For mobile or web companies, the challenges you face scaling your business requires a clear and clever strategy. Growth in tech is not nearly so mainstream as understanding the latest fashion trends, blogging beautiful or pinning aspirational images to attract new followers. Your customers have different driving forces. What are they? Who are your core customers? And what drives them to buy your product again and again?
Remember, your USP is vital to your future and, more importantly it’s the key to what is going to drive you to increase user numbers.
- Understanding Growth
Once you’ve established your product is wanted, needed and totally blows all other similar products out of the water, you need to make some choices about where you go from here. Perhaps there is an untapped market you can penetrate, maybe your product isn’t available in other parts of the world? Whatever your plan, scaling your business can mean great success, you just have to find the right way to do it.
To quantify growth, Paul Graham of YC encourages his start ups to study their growth weekly.
If you have 100 users, you need to get 10 more next week to grow 10% a week. And while 110 may not seem much better than 100, if you keep growing at 10% a week you’ll be surprised how big the numbers get. After a year you’ll have 14,000 users, and after 2 years you’ll have 2 million.
Understand scaling up then plan, plan and plan some more. These are the foundations for a good growth strategy.
How and Where?
Andrew Chen has written a very detailed post on the road to expansion; paid, viral, SEO and sales. Each has its benefits but where partnerships are concerned he advises you tread with caution,
There’s the odd partnership, like Yahoo/Google, that can help make or break a startup – but these are rare and situational. But sometimes it happens!

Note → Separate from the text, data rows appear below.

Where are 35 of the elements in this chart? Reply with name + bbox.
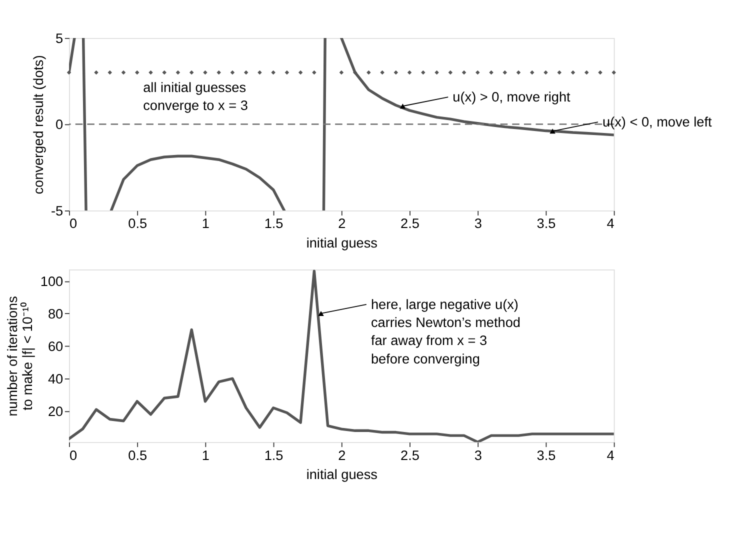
- x-tick-label: 1.5: [264, 448, 284, 463]
- x-tick-label: 0.5: [128, 448, 148, 463]
- x-tick-label: 3.5: [536, 448, 556, 463]
- x-tick-label: 1.5: [264, 216, 284, 232]
- x-tick-label: 4: [606, 448, 615, 463]
- x-tick-label: 2.5: [400, 448, 420, 463]
- annotation: all initial guesses converge to x = 3: [143, 80, 248, 114]
- y-tick-label: 0: [56, 117, 64, 132]
- x-tick-label: 2: [338, 216, 346, 232]
- x-tick-label: 0: [69, 448, 78, 463]
- y-axis-title: converged result (dots): [30, 55, 46, 194]
- line-series: [69, 270, 614, 442]
- y-tick-label: 20: [48, 404, 64, 420]
- x-tick-label: 2.5: [400, 216, 420, 232]
- x-tick-label: 1: [202, 448, 210, 463]
- annotation: u(x) < 0, move left: [602, 114, 712, 130]
- y-tick-label: 60: [48, 339, 64, 354]
- x-axis-title: initial guess: [306, 235, 378, 250]
- x-tick-label: 3: [474, 448, 482, 463]
- annotation: u(x) > 0, move right: [452, 90, 571, 105]
- annotation: here, large negative u(x) carries Newton’s method far away from x = 3 before converging: [370, 296, 520, 366]
- x-tick-label: 0.5: [128, 216, 148, 232]
- y-tick-label: 80: [48, 306, 64, 322]
- x-tick-label: 3: [474, 216, 482, 232]
- y-tick-label: 5: [56, 30, 64, 46]
- x-tick-label: 2: [338, 448, 346, 463]
- x-tick-label: 4: [606, 216, 615, 232]
- y-tick-label: 100: [40, 274, 64, 289]
- x-tick-label: 0: [69, 216, 78, 232]
- x-tick-label: 1: [202, 216, 210, 232]
- x-axis-title: initial guess: [306, 466, 378, 482]
- x-tick-label: 3.5: [536, 216, 556, 232]
- y-axis-title: number of iterations to make |f| < 10⁻¹⁰: [4, 296, 36, 416]
- y-tick-label: -5: [51, 204, 64, 218]
- y-tick-label: 40: [48, 372, 64, 387]
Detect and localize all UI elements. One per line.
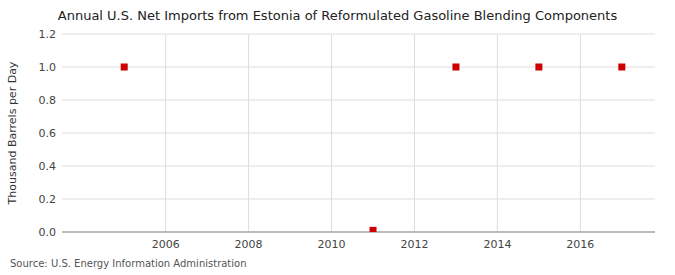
x-grid-line	[165, 34, 166, 232]
y-tick-label: 1.0	[39, 61, 57, 74]
x-tick-label: 2008	[235, 238, 263, 251]
y-tick-label: 0.4	[39, 160, 57, 173]
y-tick-label: 0.6	[39, 127, 57, 140]
points	[121, 64, 626, 233]
source: Source: U.S. Energy Information Administ…	[10, 258, 247, 269]
y-grid-line	[62, 67, 655, 68]
x-tick-label: 2014	[483, 238, 511, 251]
x-tick-label: 2010	[318, 238, 346, 251]
y-grid-line	[62, 100, 655, 101]
y-tick-label: 0.2	[39, 193, 57, 206]
y-grid-line	[62, 232, 655, 233]
y-axis-label: Thousand Barrels per Day	[6, 61, 19, 205]
y-tick-label: 0.8	[39, 94, 57, 107]
grid	[62, 34, 655, 232]
point	[535, 64, 542, 71]
point	[370, 227, 377, 232]
y-tick-label: 0.0	[39, 226, 57, 239]
y-tick-label: 1.2	[39, 28, 57, 41]
y-grid-line	[62, 166, 655, 167]
point	[452, 64, 459, 71]
point	[618, 64, 625, 71]
y-grid-line	[62, 199, 655, 200]
title: Annual U.S. Net Imports from Estonia of …	[58, 8, 618, 23]
x-axis-line	[62, 232, 655, 233]
x-grid-line	[248, 34, 249, 232]
x-grid-line	[414, 34, 415, 232]
y-grid-line	[62, 133, 655, 134]
point	[121, 64, 128, 71]
x-grid-line	[580, 34, 581, 232]
x-tick-label: 2006	[152, 238, 180, 251]
y-grid-line	[62, 34, 655, 35]
x-grid-line	[497, 34, 498, 232]
x-grid-line	[331, 34, 332, 232]
x-tick-label: 2012	[400, 238, 428, 251]
x-tick-label: 2016	[566, 238, 594, 251]
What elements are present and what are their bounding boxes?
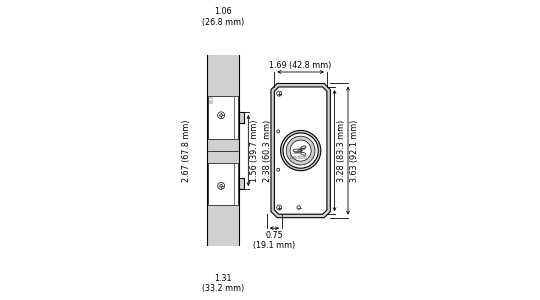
Polygon shape bbox=[274, 87, 327, 214]
Circle shape bbox=[286, 136, 315, 165]
Circle shape bbox=[276, 168, 280, 171]
Circle shape bbox=[218, 182, 225, 189]
Text: 3.28 (83.3 mm): 3.28 (83.3 mm) bbox=[337, 119, 346, 182]
Circle shape bbox=[233, 254, 236, 257]
Circle shape bbox=[281, 130, 321, 171]
Text: 1.31
(33.2 mm): 1.31 (33.2 mm) bbox=[202, 274, 244, 293]
Bar bbox=[214, 250, 232, 261]
Bar bbox=[239, 178, 244, 189]
Circle shape bbox=[220, 114, 222, 117]
Text: 3.63 (92.1 mm): 3.63 (92.1 mm) bbox=[350, 119, 359, 182]
Bar bbox=[208, 96, 238, 139]
Bar bbox=[239, 112, 244, 123]
Bar bbox=[207, 51, 239, 250]
Text: 1.56 (39.7 mm): 1.56 (39.7 mm) bbox=[249, 119, 259, 182]
Text: Leviton: Leviton bbox=[290, 155, 308, 160]
Ellipse shape bbox=[293, 149, 302, 152]
Circle shape bbox=[276, 91, 282, 96]
Ellipse shape bbox=[301, 146, 306, 149]
Circle shape bbox=[276, 205, 282, 210]
Text: 1.06
(26.8 mm): 1.06 (26.8 mm) bbox=[202, 7, 244, 27]
Bar bbox=[208, 163, 238, 206]
Text: 0.75
(19.1 mm): 0.75 (19.1 mm) bbox=[253, 230, 295, 250]
Circle shape bbox=[290, 140, 311, 161]
Text: 2.38 (60.3 mm): 2.38 (60.3 mm) bbox=[263, 119, 272, 182]
Circle shape bbox=[276, 130, 280, 133]
Bar bbox=[214, 40, 232, 51]
Text: 2.67 (67.8 mm): 2.67 (67.8 mm) bbox=[182, 119, 191, 182]
Polygon shape bbox=[271, 83, 330, 218]
Circle shape bbox=[233, 44, 236, 47]
Circle shape bbox=[220, 184, 222, 187]
Circle shape bbox=[297, 206, 300, 209]
Circle shape bbox=[283, 133, 318, 168]
Ellipse shape bbox=[301, 152, 306, 155]
Circle shape bbox=[218, 112, 225, 119]
Text: 1.69 (42.8 mm): 1.69 (42.8 mm) bbox=[269, 61, 332, 70]
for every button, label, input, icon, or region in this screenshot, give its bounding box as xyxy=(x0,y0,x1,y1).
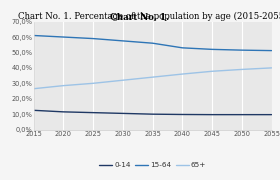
Title: Chart No. 1. Percentage of the population by age (2015-2055): Chart No. 1. Percentage of the populatio… xyxy=(18,12,280,21)
Line: 15-64: 15-64 xyxy=(34,35,272,51)
65+ xyxy=(211,70,214,72)
15-64 xyxy=(92,37,95,40)
0-14 xyxy=(270,114,273,116)
Text: Chart No. 1.: Chart No. 1. xyxy=(110,13,170,22)
65+ xyxy=(240,68,244,71)
Legend: 0-14, 15-64, 65+: 0-14, 15-64, 65+ xyxy=(96,159,209,171)
65+ xyxy=(92,82,95,84)
Line: 65+: 65+ xyxy=(34,68,272,89)
15-64 xyxy=(62,36,65,38)
15-64 xyxy=(211,48,214,50)
15-64 xyxy=(121,40,125,42)
15-64 xyxy=(270,50,273,52)
0-14 xyxy=(121,112,125,114)
65+ xyxy=(181,73,184,75)
0-14 xyxy=(151,113,154,115)
Line: 0-14: 0-14 xyxy=(34,110,272,115)
65+ xyxy=(62,85,65,87)
0-14 xyxy=(240,114,244,116)
15-64 xyxy=(151,42,154,44)
0-14 xyxy=(62,111,65,113)
65+ xyxy=(32,88,35,90)
0-14 xyxy=(32,109,35,111)
65+ xyxy=(151,76,154,78)
65+ xyxy=(121,79,125,81)
15-64 xyxy=(32,34,35,37)
Text: Chart No. 1. Percentage of the population by age (2015-2055): Chart No. 1. Percentage of the populatio… xyxy=(5,13,275,22)
0-14 xyxy=(211,114,214,116)
15-64 xyxy=(240,49,244,51)
0-14 xyxy=(92,112,95,114)
15-64 xyxy=(181,47,184,49)
65+ xyxy=(270,67,273,69)
0-14 xyxy=(181,113,184,116)
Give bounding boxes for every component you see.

While partnering up can be reassuring, it might not be best for your business. So, be brave and go it alone !
- Start Close To Home
Like Andrew Chen, we’d encourage you to take a more organic approach to growth. Start with your family and friends, get them to use your product and review it. Stay local by emailing and posting around where you live to educational establishments, businesses, community projects and get them on-board. Embrace social media as a tool to access new followers worldwide and favour niche press to review or write advertorial for your product. The great thing about the web is the open doorway it gives you to new users worldwide.
Whichever of the above you choose, each action should have a positive cyclical effect to gain new customers and then use them to bring you more.
- Reap What you Sow
Once you’ve created the right product you need to earn customer loyalty. It might sound obvious but if you’re growing your business and sales are soaring, you need make sure your customer service, delivery and after sales service is up to scratch too. Here’s a great article by Marketing Donut about building customer loyalty, after all, it’s a lot easier to sell more to your existing customers than go out there and find brand new ones.
In a nutshell –
Have a clear and concise strategy, meet customer expectations and reward them. That in itself translates into growth, great service and being the best in your field.